Yvon stayed behind to look after the kids, and they drove the short distance to Katie and Patrick’s home.

Alone now with her, Beauvoir said, “Is there really nothing else?”

Beth was silent, as they sat in the car, in the dark, in the cold rain outside the home. It was larger, less modest than Beth’s, but hardly a trophy home. There were no lights on.

“Please, don’t tell anyone.”

“I can’t promise that,” said Beauvoir. “But you need to tell me.”

“Katie had an abortion. She got pregnant in high school and had it done. I went with her.”

“Did she regret it?” Beauvoir asked. “Was she ashamed of it?”

“No, of course not. It was the right decision for her at the time. She regretted it was necessary, but not her decision. It’s just that our parents wouldn’t have understood. She didn’t want to hurt them.”

“You’d be surprised what parents understand,” said Beauvoir. He looked at her. “And?”

He could sense there was one more.

“And my husband wouldn’t understand.”

“Why not?”

“It was his. They went out for a few weeks in high school before breaking up. I don’t think he knows that I knew they dated. And he sure doesn’t know Katie was pregnant and had an abortion. He and I didn’t start seeing each other until long after high school. By then Katie and Patrick were married.”

“And how would he react, if he knew?”

She thought. “I don’t know. I think enough time’s gone by that it wouldn’t bother him. And honestly, when he was in high school? He’d have been terrified to hear that the girlfriend he’d just dumped was pregnant. It was the right decision, and Katie didn’t regret it. But neither was she proud of it. And she sure didn’t feel the need to broadcast it. I think that’s why after graduation she went to Pittsburgh. Fresh start.”

“Why Pittsburgh?” asked Beauvoir.

“She took a fine arts course in the summer at Carnegie Mellon University, but realized fairly quickly that she wanted to be an architect.
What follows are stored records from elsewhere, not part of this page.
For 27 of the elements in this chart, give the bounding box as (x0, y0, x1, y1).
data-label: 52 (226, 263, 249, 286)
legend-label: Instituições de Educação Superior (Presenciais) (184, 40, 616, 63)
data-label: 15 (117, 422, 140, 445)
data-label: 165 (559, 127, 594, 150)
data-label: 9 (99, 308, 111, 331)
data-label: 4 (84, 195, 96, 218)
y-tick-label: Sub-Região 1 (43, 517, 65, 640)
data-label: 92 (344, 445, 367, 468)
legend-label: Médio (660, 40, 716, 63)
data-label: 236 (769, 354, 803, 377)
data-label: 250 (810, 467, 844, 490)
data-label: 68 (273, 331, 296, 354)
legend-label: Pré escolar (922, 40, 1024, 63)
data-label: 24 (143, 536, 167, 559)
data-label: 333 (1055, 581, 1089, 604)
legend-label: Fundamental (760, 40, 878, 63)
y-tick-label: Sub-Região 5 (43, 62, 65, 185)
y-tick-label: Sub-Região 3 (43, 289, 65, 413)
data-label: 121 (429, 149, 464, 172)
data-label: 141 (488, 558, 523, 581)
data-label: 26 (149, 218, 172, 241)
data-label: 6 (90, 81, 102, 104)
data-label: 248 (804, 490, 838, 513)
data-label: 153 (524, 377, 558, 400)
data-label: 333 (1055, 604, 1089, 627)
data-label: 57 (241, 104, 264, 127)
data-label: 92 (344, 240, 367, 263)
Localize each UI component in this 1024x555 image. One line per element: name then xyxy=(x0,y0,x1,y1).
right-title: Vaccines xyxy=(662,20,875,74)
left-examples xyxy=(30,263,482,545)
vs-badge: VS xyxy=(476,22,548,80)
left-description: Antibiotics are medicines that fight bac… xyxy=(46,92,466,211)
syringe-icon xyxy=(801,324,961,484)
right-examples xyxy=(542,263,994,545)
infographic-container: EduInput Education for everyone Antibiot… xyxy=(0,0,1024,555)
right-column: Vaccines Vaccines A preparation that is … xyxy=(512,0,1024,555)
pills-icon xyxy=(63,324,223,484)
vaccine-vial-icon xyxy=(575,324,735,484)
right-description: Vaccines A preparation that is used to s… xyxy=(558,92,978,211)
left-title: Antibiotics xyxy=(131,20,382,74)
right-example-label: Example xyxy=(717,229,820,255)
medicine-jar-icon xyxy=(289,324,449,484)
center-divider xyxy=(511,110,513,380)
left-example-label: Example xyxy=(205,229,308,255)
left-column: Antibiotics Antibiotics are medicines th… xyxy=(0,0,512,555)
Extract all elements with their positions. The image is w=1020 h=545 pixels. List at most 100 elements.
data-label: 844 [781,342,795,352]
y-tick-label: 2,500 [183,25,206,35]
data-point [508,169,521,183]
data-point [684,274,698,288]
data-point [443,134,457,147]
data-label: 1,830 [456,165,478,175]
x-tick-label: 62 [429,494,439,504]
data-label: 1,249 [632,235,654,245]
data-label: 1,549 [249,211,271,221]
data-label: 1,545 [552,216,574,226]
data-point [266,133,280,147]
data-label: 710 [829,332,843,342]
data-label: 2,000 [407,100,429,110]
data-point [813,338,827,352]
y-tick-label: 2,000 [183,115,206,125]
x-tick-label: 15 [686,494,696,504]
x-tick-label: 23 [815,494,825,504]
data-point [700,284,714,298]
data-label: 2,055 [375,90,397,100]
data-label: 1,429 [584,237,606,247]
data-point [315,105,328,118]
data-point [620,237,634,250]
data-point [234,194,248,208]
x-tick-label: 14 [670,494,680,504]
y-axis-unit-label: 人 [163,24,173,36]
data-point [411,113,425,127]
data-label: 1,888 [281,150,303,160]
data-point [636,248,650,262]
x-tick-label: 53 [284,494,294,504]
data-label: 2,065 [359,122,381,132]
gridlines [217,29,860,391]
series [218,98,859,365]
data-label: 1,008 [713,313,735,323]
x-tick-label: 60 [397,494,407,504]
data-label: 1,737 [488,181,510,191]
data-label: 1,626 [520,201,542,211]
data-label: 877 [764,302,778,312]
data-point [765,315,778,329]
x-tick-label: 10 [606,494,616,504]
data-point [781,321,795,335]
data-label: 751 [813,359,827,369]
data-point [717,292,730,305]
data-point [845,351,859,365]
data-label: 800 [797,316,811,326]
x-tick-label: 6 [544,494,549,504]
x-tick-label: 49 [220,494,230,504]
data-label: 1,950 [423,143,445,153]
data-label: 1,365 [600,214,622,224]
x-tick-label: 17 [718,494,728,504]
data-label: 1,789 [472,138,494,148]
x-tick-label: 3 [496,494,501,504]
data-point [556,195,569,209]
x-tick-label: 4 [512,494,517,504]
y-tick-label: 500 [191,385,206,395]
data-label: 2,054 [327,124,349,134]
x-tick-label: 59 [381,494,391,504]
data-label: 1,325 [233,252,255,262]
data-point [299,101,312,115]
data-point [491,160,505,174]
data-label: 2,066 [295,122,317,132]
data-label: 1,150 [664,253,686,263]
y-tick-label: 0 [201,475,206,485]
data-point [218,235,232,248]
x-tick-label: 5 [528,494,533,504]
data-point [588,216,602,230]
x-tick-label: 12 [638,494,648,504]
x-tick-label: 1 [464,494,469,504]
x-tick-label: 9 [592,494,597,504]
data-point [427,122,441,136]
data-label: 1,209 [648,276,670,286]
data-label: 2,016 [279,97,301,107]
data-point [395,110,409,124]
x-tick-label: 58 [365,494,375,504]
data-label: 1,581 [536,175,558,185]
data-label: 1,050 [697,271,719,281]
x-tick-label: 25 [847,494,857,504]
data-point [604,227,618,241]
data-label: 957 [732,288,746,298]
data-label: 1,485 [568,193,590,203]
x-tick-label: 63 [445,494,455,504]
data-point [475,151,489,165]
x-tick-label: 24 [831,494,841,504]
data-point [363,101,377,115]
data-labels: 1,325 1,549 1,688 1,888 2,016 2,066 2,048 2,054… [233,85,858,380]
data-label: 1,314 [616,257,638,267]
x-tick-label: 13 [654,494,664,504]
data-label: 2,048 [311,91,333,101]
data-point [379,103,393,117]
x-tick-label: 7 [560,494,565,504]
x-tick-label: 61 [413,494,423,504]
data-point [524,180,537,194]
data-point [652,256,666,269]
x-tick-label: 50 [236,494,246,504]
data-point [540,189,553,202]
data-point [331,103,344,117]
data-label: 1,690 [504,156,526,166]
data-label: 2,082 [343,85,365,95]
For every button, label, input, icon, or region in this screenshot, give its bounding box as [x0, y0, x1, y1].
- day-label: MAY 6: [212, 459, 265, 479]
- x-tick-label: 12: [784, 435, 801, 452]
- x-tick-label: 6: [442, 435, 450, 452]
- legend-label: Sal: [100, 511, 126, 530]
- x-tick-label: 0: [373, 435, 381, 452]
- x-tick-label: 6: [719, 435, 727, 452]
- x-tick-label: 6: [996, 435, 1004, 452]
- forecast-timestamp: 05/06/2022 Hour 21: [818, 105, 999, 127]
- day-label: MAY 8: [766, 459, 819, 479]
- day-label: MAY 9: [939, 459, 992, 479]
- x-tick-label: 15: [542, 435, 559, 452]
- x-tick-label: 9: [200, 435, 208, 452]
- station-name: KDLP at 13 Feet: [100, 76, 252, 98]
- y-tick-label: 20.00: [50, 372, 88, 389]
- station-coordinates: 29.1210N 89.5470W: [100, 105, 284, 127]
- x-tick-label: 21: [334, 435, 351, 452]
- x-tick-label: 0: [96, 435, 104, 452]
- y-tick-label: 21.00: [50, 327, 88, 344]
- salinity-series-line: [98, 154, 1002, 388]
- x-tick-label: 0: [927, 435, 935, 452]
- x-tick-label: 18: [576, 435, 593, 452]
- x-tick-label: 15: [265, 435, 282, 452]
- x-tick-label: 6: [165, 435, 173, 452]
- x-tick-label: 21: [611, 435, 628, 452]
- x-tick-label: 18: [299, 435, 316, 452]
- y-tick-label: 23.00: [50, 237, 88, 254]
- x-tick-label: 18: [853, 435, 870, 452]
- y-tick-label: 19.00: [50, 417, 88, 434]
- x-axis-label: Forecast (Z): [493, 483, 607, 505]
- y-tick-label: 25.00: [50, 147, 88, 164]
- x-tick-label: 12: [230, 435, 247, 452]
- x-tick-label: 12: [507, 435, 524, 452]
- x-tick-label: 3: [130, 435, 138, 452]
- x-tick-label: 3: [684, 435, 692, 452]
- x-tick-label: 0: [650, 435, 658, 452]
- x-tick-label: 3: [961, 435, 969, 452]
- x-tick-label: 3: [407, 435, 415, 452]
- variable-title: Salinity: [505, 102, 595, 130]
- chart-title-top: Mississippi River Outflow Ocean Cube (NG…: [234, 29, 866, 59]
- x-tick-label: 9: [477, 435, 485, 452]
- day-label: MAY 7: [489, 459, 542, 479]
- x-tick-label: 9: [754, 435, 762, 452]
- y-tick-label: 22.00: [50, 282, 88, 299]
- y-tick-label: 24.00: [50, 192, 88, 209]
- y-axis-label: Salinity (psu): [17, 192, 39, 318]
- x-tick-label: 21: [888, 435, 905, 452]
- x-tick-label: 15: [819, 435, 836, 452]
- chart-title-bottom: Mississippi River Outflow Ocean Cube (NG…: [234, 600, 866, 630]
They wouldn’t let her transfer, so she applied to the Université de Montréal and got into their program.”

“How would you describe your sister? For real, now. This’s important.”

Beth wiped her face and blew her nose, and thought. “She was kind. Mothering. Maybe that’s why she was attracted to Patrick. If a man ever wanted mothering, it’s him. Though I’m not sure she was doing him any favors. If a man ever needed to grow up, it’s him.”

“Why didn’t she and Patrick have children?”

“Well, there’s still time, you know,” said Beth, without thinking.

In the dark car, he heard the tapping of ice pellets, and the groaning silence. And then the sobs.

He waited until they’d passed.

“Her plan, her hope, was to get the business up and then start having children. She isn’t, wasn’t, even thirty-five. Plenty of time,” she said in a whisper.

They went into the home, and Beth turned on the lights.

It was a surprise. From the outside it looked like any other house on the street. Fairly nondescript. But inside it was completely redone. The colors were muted, but not washed out. Calming, warm. Almost pastel, but not quite that feminine.

“Cheerful” was the word. Homey. The bookcases had books. The closets had organizers, and were organized. The kitchen smelled of herbs and spices and he could see implements in jugs, and a coffeemaker, and a teapot. None of it placed for effect.

This kitchen was used.

It was open to the living room, and the ceiling was beamed.

It was a home, Jean-Guy knew, he could easily and happily see his own family living in.

It took half an hour to search the place. There was nothing that screamed, or even whispered, a secret, or a double life. There was some erotic literature. Some cigarettes. He sniffed them to make sure that’s all they were. They smelled and felt stale.

On the dresser in the bedroom, he picked up a photo. Four of the people he recognized. The fifth he did not.

“From the Université de Montréal,” said Beth. “First year. Lifelong friends. Hard to believe she met Patrick that long ago. So young.”

“Do you mind if I keep this?” Beauvoir asked.

He wrote out a receipt. It was the only thing he took.

They headed slowly over to Katie’s parents. He was about to tell them when Beth broke in. And broke the news. And when it was over for him, but just beginning for them, he drove home. To hug Annie and kiss Honoré and read him to sleep, before returning to Three Pines.





CHAPTER 24

Patrick Evans was rocking back and forth, back and forth, on the sofa of the B&B.

What had been a chilly November day had become a cold November night.

“I don’t understand,” he kept repeating. “I don’t understand.”

At first the words were said as a statement, an appeal. But as time had gone by and no explanations came, and all efforts to comfort him had failed, the words and the rocking became simply rote. A primal whisper.